Compétence pour examiner une inconduite

[21] La Commission avait initialement exclu la prestataire du bénéfice des prestations d’assurance-emploi parce qu’elle avait quitté volontairement son emploi sans justificationNote de bas de page 3. La division générale a plutôt décidé qu’elle avait été congédiée pour inconduiteNote de bas de page 4.

[22] La prestataire a noté que la question de l’inconduite avait été soulevée pour la première fois dans l’appel devant la division généraleNote de bas de page 5. Les parties ont convenu que je rendrai ma décision sur le fondement d’une erreur d’équité procédurale, mais son [sic] argument suppose que je devrais examiner la question de savoir si la division générale avait compétence pour examiner la question de l’inconduiteNote de bas de page 6.

[23] Je vais examiner ce point, car ma propre compétence pour examiner une inconduite dépend de l’exercice approprié par la division générale de sa compétence.

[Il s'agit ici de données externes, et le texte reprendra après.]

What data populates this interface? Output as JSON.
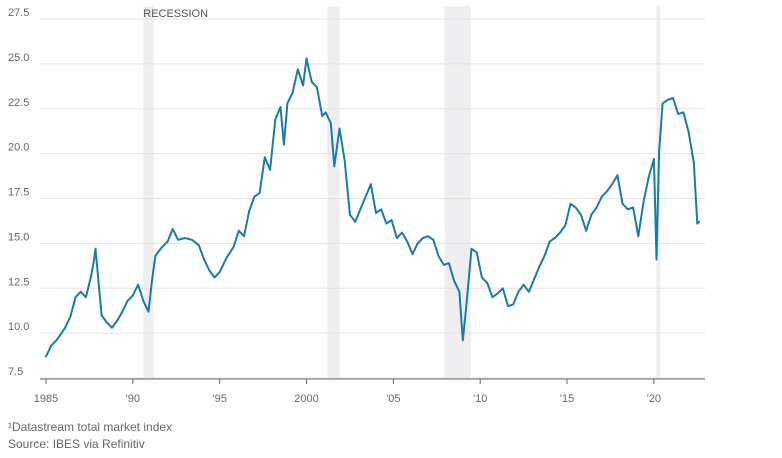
{
  "chart_data": {
    "type": "line",
    "title": "",
    "xlabel": "",
    "ylabel": "",
    "xlim": [
      1985.0,
      2023.0
    ],
    "ylim": [
      7.5,
      27.5
    ],
    "yticks": [
      7.5,
      10.0,
      12.5,
      15.0,
      17.5,
      20.0,
      22.5,
      25.0,
      27.5
    ],
    "ytick_labels": [
      "7.5",
      "10.0",
      "12.5",
      "15.0",
      "17.5",
      "20.0",
      "22.5",
      "25.0",
      "27.5"
    ],
    "xticks": [
      1985,
      1990,
      1995,
      2000,
      2005,
      2010,
      2015,
      2020
    ],
    "xtick_labels": [
      "1985",
      "'90",
      "'95",
      "2000",
      "'05",
      "'10",
      "'15",
      "'20"
    ],
    "line_color": "#1a7aa8",
    "recession_color": "#eeeef0",
    "recession_label": "RECESSION",
    "recessions": [
      [
        1990.6,
        1991.2
      ],
      [
        2001.2,
        2001.9
      ],
      [
        2007.95,
        2009.45
      ],
      [
        2020.15,
        2020.35
      ]
    ],
    "series": [
      {
        "name": "Datastream total market index",
        "x": [
          1985.0,
          1985.3,
          1985.6,
          1985.9,
          1986.1,
          1986.4,
          1986.7,
          1987.0,
          1987.3,
          1987.6,
          1987.75,
          1987.85,
          1988.2,
          1988.5,
          1988.8,
          1989.1,
          1989.4,
          1989.7,
          1990.0,
          1990.3,
          1990.6,
          1990.9,
          1991.1,
          1991.3,
          1991.6,
          1992.0,
          1992.3,
          1992.6,
          1993.0,
          1993.4,
          1993.8,
          1994.1,
          1994.4,
          1994.7,
          1995.0,
          1995.4,
          1995.8,
          1996.1,
          1996.4,
          1996.7,
          1997.0,
          1997.3,
          1997.6,
          1997.9,
          1998.2,
          1998.5,
          1998.7,
          1998.9,
          1999.2,
          1999.5,
          1999.8,
          2000.0,
          2000.3,
          2000.6,
          2000.9,
          2001.1,
          2001.4,
          2001.6,
          2001.9,
          2002.2,
          2002.5,
          2002.8,
          2003.1,
          2003.4,
          2003.7,
          2004.0,
          2004.3,
          2004.6,
          2004.9,
          2005.2,
          2005.5,
          2005.8,
          2006.1,
          2006.4,
          2006.7,
          2007.0,
          2007.3,
          2007.6,
          2007.9,
          2008.2,
          2008.5,
          2008.8,
          2009.0,
          2009.2,
          2009.5,
          2009.8,
          2010.1,
          2010.4,
          2010.7,
          2011.0,
          2011.3,
          2011.6,
          2011.9,
          2012.2,
          2012.5,
          2012.8,
          2013.1,
          2013.4,
          2013.7,
          2014.0,
          2014.3,
          2014.6,
          2014.9,
          2015.2,
          2015.5,
          2015.8,
          2016.1,
          2016.4,
          2016.7,
          2017.0,
          2017.3,
          2017.6,
          2017.9,
          2018.2,
          2018.5,
          2018.8,
          2019.1,
          2019.4,
          2019.7,
          2020.0,
          2020.15,
          2020.3,
          2020.5,
          2020.8,
          2021.1,
          2021.4,
          2021.7,
          2022.0,
          2022.3,
          2022.5,
          2022.6
        ],
        "values": [
          8.7,
          9.3,
          9.6,
          10.0,
          10.3,
          10.9,
          12.0,
          12.3,
          12.0,
          13.2,
          14.0,
          14.7,
          11.0,
          10.6,
          10.3,
          10.7,
          11.2,
          11.8,
          12.1,
          12.7,
          11.8,
          11.2,
          12.9,
          14.3,
          14.7,
          15.1,
          15.8,
          15.2,
          15.3,
          15.2,
          14.9,
          14.1,
          13.5,
          13.1,
          13.4,
          14.2,
          14.8,
          15.7,
          15.4,
          16.8,
          17.6,
          17.8,
          19.8,
          19.1,
          21.9,
          22.6,
          20.5,
          22.8,
          23.4,
          24.7,
          23.8,
          25.3,
          24.0,
          23.7,
          22.1,
          22.3,
          21.7,
          19.3,
          21.4,
          19.6,
          16.6,
          16.2,
          16.9,
          17.6,
          18.3,
          16.7,
          16.9,
          16.1,
          16.3,
          15.3,
          15.6,
          15.1,
          14.4,
          15.0,
          15.3,
          15.4,
          15.2,
          14.3,
          13.8,
          13.9,
          12.9,
          12.3,
          9.6,
          11.5,
          14.7,
          14.5,
          13.1,
          12.8,
          12.0,
          12.2,
          12.5,
          11.5,
          11.6,
          12.3,
          12.7,
          12.3,
          13.0,
          13.7,
          14.3,
          15.1,
          15.3,
          15.6,
          16.0,
          17.2,
          17.0,
          16.6,
          15.7,
          16.6,
          17.0,
          17.6,
          17.9,
          18.3,
          18.8,
          17.2,
          16.9,
          17.0,
          15.4,
          17.3,
          18.7,
          19.7,
          14.1,
          20.1,
          22.8,
          23.0,
          23.1,
          22.2,
          22.3,
          21.2,
          19.5,
          16.1,
          16.2
        ]
      }
    ]
  },
  "footnote": "¹Datastream total market index",
  "source": "Source: IBES via Refinitiv"
}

Je n’ai compétence que pour réexaminer et corriger les décisions de la division généraleNote de bas de page 7.

[24] Je conviens que la Commission avait initialement décidé que la prestataire était exclue du bénéfice des prestations parce qu’elle avait quitté volontairement son emploi sans justification. Sa décision relative à la demande de révision a simplement confirmé la décision initiale de la Commission. Je reconnais également que la compétence de la division générale découle de la décision relative à la demande de révisionNote de bas de page 8.

[25] Néanmoins, je reconnais que la division générale avait compétence pour examiner la question de savoir si la prestataire devait être exclue pour inconduite. Par extension, j’ai également compétence pour évaluer la décision de la division générale.

[26] La Cour d’appel fédérale a confirmé que la question (dans ce type d’affaire) est liée à l’« exclusion »Note de bas de page 9. Le défaut d’un prestataire de retourner au travail comme l’exigeait l’employeur peut être qualifié ou défini comme un congédiement pour inconduite ou un départ volontaire sans justification, selon les faits.

[27] Comme l’a noté la division générale, la question fondamentale dont elle était saisie était de savoir si la prestataire était exclue au titre de l’article 30 de la Loi sur l’assurance-emploi. Elle a fait référence à l’affaire Desson, une décision de la Cour d’appel fédéraleNote de bas de page 10.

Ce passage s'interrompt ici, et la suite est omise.